Hensel's Lemma and Chinese Remainder Theorem?

Question

Hi,

I seem to be having problems know when/how to use Hensel's Lemma and the Chinese Remainder Theorem... Any tips? Good advice? My midterm is on Monday, and I just seem stuck!

Thanks!

Answer 1

Suppose f is a polynomial and you know a solution
to f(x) = 0(mod p). Hensel's Lemma can be used to
find solutions of, say, f(x) mod p².
I will state it at the end of this post.
Right now, let's give a couple of simple examples:
Let's solve x² = 2(mod 49).
We know 2 solutions mod 7: x = 3 and x = 4.
Let f(x) = x²-2.
We have f'(x) = 2x
f'(3) .ne. 0(mod 7)
So there is a unique integer t, 0 <= t <= 6 such
that (3 + 7t)²-2 = 0(mod 49).
7 + 42t = 0(mod 49)
1 + 6t = 0(mod 7).
So t = 1(mod 7)
and a solution is 10² = 100 = 2(mod 49).
Now the same is true if r = 4
and we have to solve
(4+7t)² -2 = 0(mod 49)
16 + 7t -2 = 0(mod 49)
14 + 7t = 0(mod 49)
2 + t = 0(mod 7)
t = 5 mod 7
and the solution is 4+35 = 39 = -10 mod 49.
So the solutions mod 49 are x = 10 and x = -10.
Here's an example of a problem I had to solve the
other day:
Find all solutions of f(x) = x^10 + 1 = 0(mod 25).
The solutions mod 5 are x = 2 and x = 3.
and f'(x) = 0(mod 5) in each case.
Next, f(2) = 0(mod 25) and 3^10+1 = 0(mod 25)
So each solution mod 5 yields 5 solutions mod 25:
The solutions are
x = 2,3,7,8,12,13,17,18,22 and 23(mod 25).
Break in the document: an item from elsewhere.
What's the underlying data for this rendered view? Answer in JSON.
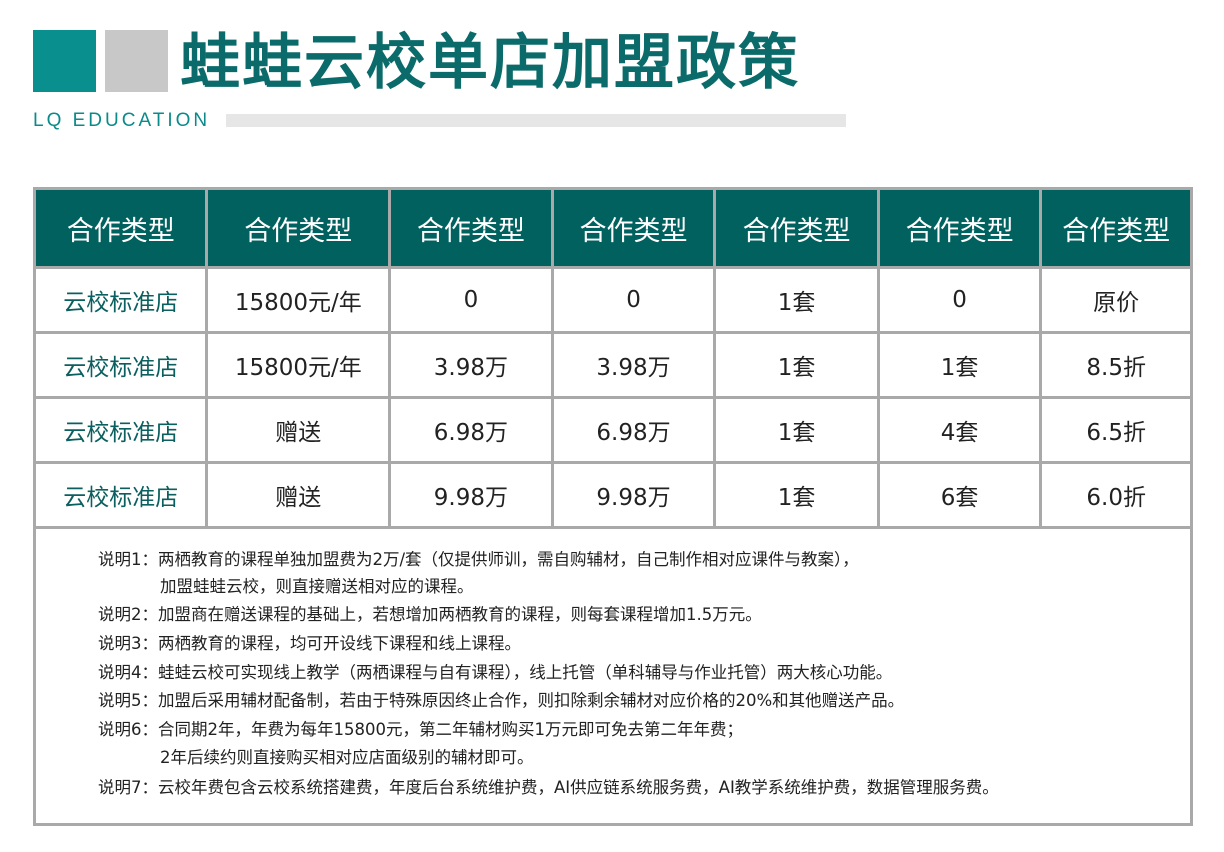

Chinese remainder theorem.
This says:
Let x = a(mod m)
and x = b(mod n)
If (m,n) = 1 then this system has a unique solution mod mn.
This result can be extended to more than 2 congruences
provided the moduli are relatively prime in pairs.
Simple example:
Find the solution of the system
x = 2(mod 5)
x = 3(mod 7)
Solution:
The first congruence yields x = 2+ 5t
So 2 + 5t = 3(mod 7)
5t = 1(mod 7)
t = 3(mod 7)
x = 2 + 5(3+7t) = 17 + 35t
x = 17(mod 35).
Did you know that the Chinese remainder theorem
can be used to multiply numbers and even
multiply them with no carrying?
Let's do an example, which will give more
practice in using the theorem.
Multiply 15*12.
We pick 2 or more distinct prime moduli whose
product is bigger than the product we seek.
Let's try m1 = 3, m2 = 7 and m3 = 11.
Write each number mod each of these
15............................... 12
0 1 4........................ 0 5 1
Now multiply the components together:
15*12
0 5 4.
So we seek a number such that
x = 0 mod 3
x = 5 mod 7
x = 4 mod 11.
Let's solve this system, for practice:
3t = 5(mod 7)
t = 4(mod 7)
x = 3(4+7t) = 12(mod 21)
x = 12 + 21u
12+ 21u = 4(mod 11)
1 - u = 4(mod 11)
u = 8(mod 11)
x = 12 + 21(8 + 3*5*11*v)
x = 180.
FINALLY,
Here is Hensel's Lemma:
A version of the lemma for p-adic fields is as follows. Let f(x) be a polynomial with integer coefficients, k an integer not less than 2 and p a prime number. Suppose that r is a solution of the congruence

f(r) \equiv 0 \pmod{p^{k-1}}.\,

If f'(r) \not\equiv 0 \pmod{p}, then there is a unique integer t, 0 ≤ t ≤ p-1, such that

f(r + tp^{k-1}) \equiv 0 \pmod{p^k}\,

with t defined by

tf'(r) \equiv -(f(r)/p^{k-1}) \pmod{p}.\,

If, on the other hand, f'(r) \equiv 0 \pmod{p}, and in addition, f(r) \equiv 0 \pmod{p^k}, then

f(r + tp^{k-1}) \equiv 0 \pmod{p^k}\,

for all integers t.

Also, if f'(r) \equiv 0 \pmod{p}\, and f(r) \not\equiv 0 \pmod{p^k}, then f(x) \equiv 0 \pmod{p^k}\, has no solution for any x \equiv r \pmod{p^{k-1}}.\,
Note: \equiv is the TeX equivalent of the congruence sign.